What can we do to cope with the extra stress caused by these unnecessary statements? Here are five approaches to consider.
1. No matter how difficult it is, try to maintain your composure when you respond to the person. Quickly returning from a harsh statement will only increase your justified anger (as well as the physical changes that accompany it) and cause a temporary breakdown in your relationship with the person. Of course, much depends on the nature of the statement and the voice in which it is presented.
2. Try a simple answer like “I’m not ready to do it” or “I know you mean it well, but I need to make the changes I need according to my schedule”. It may be what is needed. Also, there is nothing wrong with that if you decide not to respond in any way. Read the situation, then take appropriate action.
3. Reduce contacts with people who do not receive the message or who expect you to follow their agenda for your grief. Their non-verbal communication will be provided to them at all times. When you have to be in front of them, be polite (it will save you a lot of energy) but get involved with the company as soon as possible. There is nothing wrong with not coming to yourself when you know you will have to talk to that person for a long time. You simply care about yourself.

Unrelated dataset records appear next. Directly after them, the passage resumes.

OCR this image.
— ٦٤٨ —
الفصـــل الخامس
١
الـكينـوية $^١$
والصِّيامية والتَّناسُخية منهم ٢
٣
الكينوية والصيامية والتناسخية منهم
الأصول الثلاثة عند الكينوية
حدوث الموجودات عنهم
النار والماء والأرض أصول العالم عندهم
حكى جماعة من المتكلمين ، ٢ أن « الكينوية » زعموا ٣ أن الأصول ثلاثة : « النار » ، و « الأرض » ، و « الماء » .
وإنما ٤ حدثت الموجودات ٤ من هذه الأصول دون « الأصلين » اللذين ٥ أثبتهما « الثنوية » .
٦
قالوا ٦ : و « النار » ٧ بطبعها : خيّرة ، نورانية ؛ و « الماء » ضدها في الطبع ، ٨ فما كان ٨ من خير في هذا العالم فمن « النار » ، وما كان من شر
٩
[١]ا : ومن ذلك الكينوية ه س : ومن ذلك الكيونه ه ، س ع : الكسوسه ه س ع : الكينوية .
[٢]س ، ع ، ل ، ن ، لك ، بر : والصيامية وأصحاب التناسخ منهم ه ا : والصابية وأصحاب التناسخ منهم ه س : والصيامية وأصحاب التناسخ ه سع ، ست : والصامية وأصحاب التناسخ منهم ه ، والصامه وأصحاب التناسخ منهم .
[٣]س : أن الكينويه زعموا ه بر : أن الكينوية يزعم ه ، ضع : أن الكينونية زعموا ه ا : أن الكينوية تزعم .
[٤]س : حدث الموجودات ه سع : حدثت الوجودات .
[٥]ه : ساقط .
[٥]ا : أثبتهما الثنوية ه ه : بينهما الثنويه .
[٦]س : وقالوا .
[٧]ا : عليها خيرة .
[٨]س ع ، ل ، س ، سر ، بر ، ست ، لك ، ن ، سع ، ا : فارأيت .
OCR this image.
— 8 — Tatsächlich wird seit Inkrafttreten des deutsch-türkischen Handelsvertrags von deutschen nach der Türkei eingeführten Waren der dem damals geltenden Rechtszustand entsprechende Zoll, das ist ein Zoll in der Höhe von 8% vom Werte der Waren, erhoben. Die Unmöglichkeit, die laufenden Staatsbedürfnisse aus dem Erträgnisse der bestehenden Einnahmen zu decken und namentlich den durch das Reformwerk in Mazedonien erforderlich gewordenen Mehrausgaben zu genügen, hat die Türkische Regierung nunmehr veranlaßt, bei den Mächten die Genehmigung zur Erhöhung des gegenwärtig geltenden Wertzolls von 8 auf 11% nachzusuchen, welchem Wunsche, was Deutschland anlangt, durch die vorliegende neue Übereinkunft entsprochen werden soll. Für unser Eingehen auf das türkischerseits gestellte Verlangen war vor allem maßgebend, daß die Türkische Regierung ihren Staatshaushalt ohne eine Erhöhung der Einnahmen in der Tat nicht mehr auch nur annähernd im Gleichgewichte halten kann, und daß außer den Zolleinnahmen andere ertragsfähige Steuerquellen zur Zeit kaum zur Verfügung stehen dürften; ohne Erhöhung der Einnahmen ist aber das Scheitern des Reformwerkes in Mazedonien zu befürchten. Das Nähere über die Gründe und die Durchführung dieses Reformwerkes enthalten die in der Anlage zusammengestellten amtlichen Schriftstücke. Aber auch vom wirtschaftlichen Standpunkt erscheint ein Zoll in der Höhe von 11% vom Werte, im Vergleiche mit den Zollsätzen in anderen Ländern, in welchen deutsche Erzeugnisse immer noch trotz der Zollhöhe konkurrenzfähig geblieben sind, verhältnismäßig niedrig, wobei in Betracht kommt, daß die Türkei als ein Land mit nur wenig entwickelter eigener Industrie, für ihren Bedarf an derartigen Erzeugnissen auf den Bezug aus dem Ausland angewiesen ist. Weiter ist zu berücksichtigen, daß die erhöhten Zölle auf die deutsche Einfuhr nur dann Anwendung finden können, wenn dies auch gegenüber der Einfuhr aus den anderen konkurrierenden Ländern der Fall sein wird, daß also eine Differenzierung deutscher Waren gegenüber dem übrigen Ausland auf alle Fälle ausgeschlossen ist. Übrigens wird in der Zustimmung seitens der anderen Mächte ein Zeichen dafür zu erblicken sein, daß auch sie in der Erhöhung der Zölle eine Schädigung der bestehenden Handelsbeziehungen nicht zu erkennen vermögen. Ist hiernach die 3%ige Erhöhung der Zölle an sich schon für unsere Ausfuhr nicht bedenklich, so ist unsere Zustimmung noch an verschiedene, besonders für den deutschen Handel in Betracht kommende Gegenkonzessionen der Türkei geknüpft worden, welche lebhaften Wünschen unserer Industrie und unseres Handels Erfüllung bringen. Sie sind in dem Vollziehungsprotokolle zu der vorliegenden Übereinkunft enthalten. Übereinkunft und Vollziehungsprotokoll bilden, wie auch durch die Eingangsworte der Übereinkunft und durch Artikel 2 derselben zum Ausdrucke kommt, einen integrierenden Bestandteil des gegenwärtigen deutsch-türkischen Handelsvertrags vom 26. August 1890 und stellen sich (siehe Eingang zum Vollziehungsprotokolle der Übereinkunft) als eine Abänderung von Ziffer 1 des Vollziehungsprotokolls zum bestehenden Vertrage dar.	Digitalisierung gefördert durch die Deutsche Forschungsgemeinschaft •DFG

4. Everyone suffers differently but this important concept is not known to everyone. This way, you can avoid making unnecessary statements by telling your caregivers that we are all different in the way we adapt. Normalize your grief for them. In short, teach them how to grieve. But emphasize how much you appreciate everything they have done and how grateful they are for being near your pain and listening to your thoughts. In short, even if you have a hard time being a teacher, you make your support system aware.
5. Finally, consider the following points carefully. Has a person who said something frustrating to you suffered a loss similar to yours? For example, did one widow speak to another or did she have little or no understanding of what you were experiencing? I do not mean that anyone who has suffered a similar loss knows your grief.
Because every relationship is one, no one can know someone else’s sad experience. However, what that person said to you could be helpful in your tragic journey? I once heard a widow say, “I want to know one.” That person may be useful to you in the long run (and not at all). I was not ready to listen to what you had to say.
In summary, it is important to be kind in your response to the toxic person. Keep in mind that many potential caregivers are confused about what to say to someone who is grieving. They need guidance. Often, their grief at seeing you in so much pain makes them try to do whatever they think is useful. In the final analysis, only you can determine how much extra pain that person will continue to have around you. The stress of grief may force you to limit your conversations or to add to your existing weight.